Artikel 2 Wijze van meten
 
Bij de toepassing van deze regels wordt als volgt gemeten c.q. gerekend:
 
2.1 Algemeen
 
afstand tot de perceelsgrens:
tussen de grenzen van een bouwperceel en enig grenspunt van het op dat bouwperceel voorkomend (hoofd-) gebouw, waar die afstand het kortst is;
 
bebouwd oppervlak van een bouwperceel:
de oppervlakte van alle op een bouwperceel aanwezige gebouwen tezamen;
 
bedrijfsvloeroppervlak:
het binnenwerkse vloeroppervlak van de ruimtes die worden of kunnen worden gebruikt voor bedrijfsactiviteiten;
 
bouwhoogte van een bouwwerk:
vanaf het peil tot aan het hoogste punt van een gebouw of een bouwwerk geen gebouw zijnde, met uitzondering van ondergeschikte bouwonderdelen, zoals schoor-stenen, antennes en naar de aard daarmee gelijk te stellen bouwonderdelen;
 
dakhelling:
langs het dakvlak ten opzichte van het horizontale vlak;
 
goothoogte van een gebouw:
vanaf het peil tot aan de bovenkant van de goot, c.q. druiplijn, het boeibord, of een daarmee gelijk te stellen constructiedeel;
 
inhoud van een bouwwerk:
tussen de onderzijde van de begane grondvloer, de buitenzijde van de gevels (en/of hart van de scheidingsmuren) en de buitenzijde van daken en dakkapellen;
 
oppervlakte van een bouwwerk:
tussen de buitenwerkse gevelvlakken en/of het hart van de scheidingsmuren, neer-waarts geprojecteerd op het gemiddelde niveau van het afgewerkte bouwterrein ter plaatse van het bouwwerk;
 
lengte, breedte en diepte van gebouwen:
tussen de buitenzijde van de gevel en/of de harten van scheidsmuren;
 
2.2 Ondergronds bouwen
 
Bij het berekenen van de te bouwen oppervlakte wordt de oppervlakte van ondergrondse gebouwen mede in aanmerking genomen, voor zover deze zijn gelegen buiten de buitenzijde van de gevels van de bijbehorende bovengrondse gebouwen.
 
2 Bestemmingsregels
Artikel 3 Maatschappelijk
 
3.1 Bestemmingsomschrijving
 
De op de verbeelding voor 'maatschappelijk' aangewezen gronden zijn bestemd voor maatschappelijke voorzieningen op de eerste bouwlaag en maximaal vijf woningen op de tweede bouwlaag met daarbij behorende bouwwerken, tuinen, erven, verharding, evenementen van een korte aaneengesloten periode van maximaal 5 dagen.

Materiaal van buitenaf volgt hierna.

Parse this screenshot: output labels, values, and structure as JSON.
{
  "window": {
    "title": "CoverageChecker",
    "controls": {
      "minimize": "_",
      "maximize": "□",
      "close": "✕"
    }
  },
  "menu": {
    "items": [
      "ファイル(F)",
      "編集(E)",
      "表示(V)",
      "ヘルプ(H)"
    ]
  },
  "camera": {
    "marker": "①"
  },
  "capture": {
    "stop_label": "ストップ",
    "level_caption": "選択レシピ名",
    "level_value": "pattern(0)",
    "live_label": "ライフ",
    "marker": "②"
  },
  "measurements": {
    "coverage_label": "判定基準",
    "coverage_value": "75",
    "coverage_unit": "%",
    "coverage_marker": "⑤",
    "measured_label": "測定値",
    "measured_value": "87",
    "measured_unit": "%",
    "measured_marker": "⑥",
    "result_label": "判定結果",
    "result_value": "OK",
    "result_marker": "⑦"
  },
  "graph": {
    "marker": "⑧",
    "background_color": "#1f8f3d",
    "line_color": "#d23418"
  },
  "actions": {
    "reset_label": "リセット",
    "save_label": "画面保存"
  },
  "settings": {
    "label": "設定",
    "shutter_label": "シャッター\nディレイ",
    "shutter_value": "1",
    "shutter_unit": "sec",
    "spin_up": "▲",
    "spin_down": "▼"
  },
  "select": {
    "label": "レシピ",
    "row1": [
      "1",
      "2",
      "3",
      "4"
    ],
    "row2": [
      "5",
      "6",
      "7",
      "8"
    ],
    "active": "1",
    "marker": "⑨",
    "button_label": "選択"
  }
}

Voorzieningen ten behoeve van de woningen op de eerste bouwlaag mogen ook worden gerealiseerd op de eerste bouwlaag zoals bergingen, trappen en toegangsportalen.
 
3.2 Nadere detaillering van de bestemmingsomschrijving
 
3.2.1 Beroepsuitoefening aan c.q. bedrijfsmatige activiteiten in huis
Voor het uitoefenen van beroepsmatige activiteiten aan c.q. bedrijfsmatige activiteiten in huis gelden onderstaande regels:
a. de bedrijfsvloeroppervlakte ten behoeve van een beroepsuitoefening aan huis c.q. bedrijfsmatige activiteiten in woningen bedraagt minder dan 30% van de oppervlakte van de woning met bijbehorende bouwwerken op een bouwperceel, met een maximum oppervlakte van 50 m²;
b. de woonfunctie dient behouden te blijven;
c. degene die de activiteiten in de woning uitvoert, is bewoner van de woning;
d. er mag geen detailhandel plaatsvinden;
e. de activiteiten mogen niet meldingsplichtig of vergunningsplichtig zijn ingevolge de Wet milieubeheer respectievelijk de Wet algemene bepalingen omgevingsrecht;
f. de verkeers- en parkeerdruk in de naaste omgeving mag niet onevenredig toenemen.
 
3.3 Bouwregels
 
3.3.1 Hoofdgebouwen
a. de woningen dienen binnen het bestaande bouwvlak te worden gebouwd en binnen de bestaande bebouwing, uitsluitend op de tweede bouwlaag, tot maximaal vijf woningen;
b. de goothoogte mag niet meer bedragen dan de bestaande goothoogte;
c. de bouwhoogte mag niet meer bedragen dan de bestaande bouwhoogte;
d. vervanging van het hoofdgebouw is slechts toegestaan binnen de bestaande bebouwingscontouren zoals oppervlakte, goothoogte en bouwhoogte.
 
3.3.2 Bouwwerken, geen gebouwen zijnde
a. voor erfafscheidingen gesitueerd in of achter de naar de weg gekeerde bouwgrens geldt een bouwhoogte van 2 m;
b. voor erfafscheidingen gesitueerd voor de naar de weg gekeerde bouwgrens en haaks op de voorgevel geldt voor maximaal de helft van de diepte van de voortuin een bouwhoogte van 2 m;
c. voor toegangspoortjes geldt een maximale bouwhoogte van 2 m;
d. voor overige erfafscheidingen geldt een maximale bouwhoogte van 1,5 m;
e. voor lantaarnpalen en masten geldt een maximale bouwhoogte van 5 m.
 
3 Algemene regels
Artikel 4 Anti-dubbeltelregel
 
Grond, die eenmaal in aanmerking is genomen bij het toestaan van een bouwplan, waaraan uitvoering is gegeven of alsnog kan worden gegeven, blijft bij de beoordeling van latere bouwplannen buiten beschouwing.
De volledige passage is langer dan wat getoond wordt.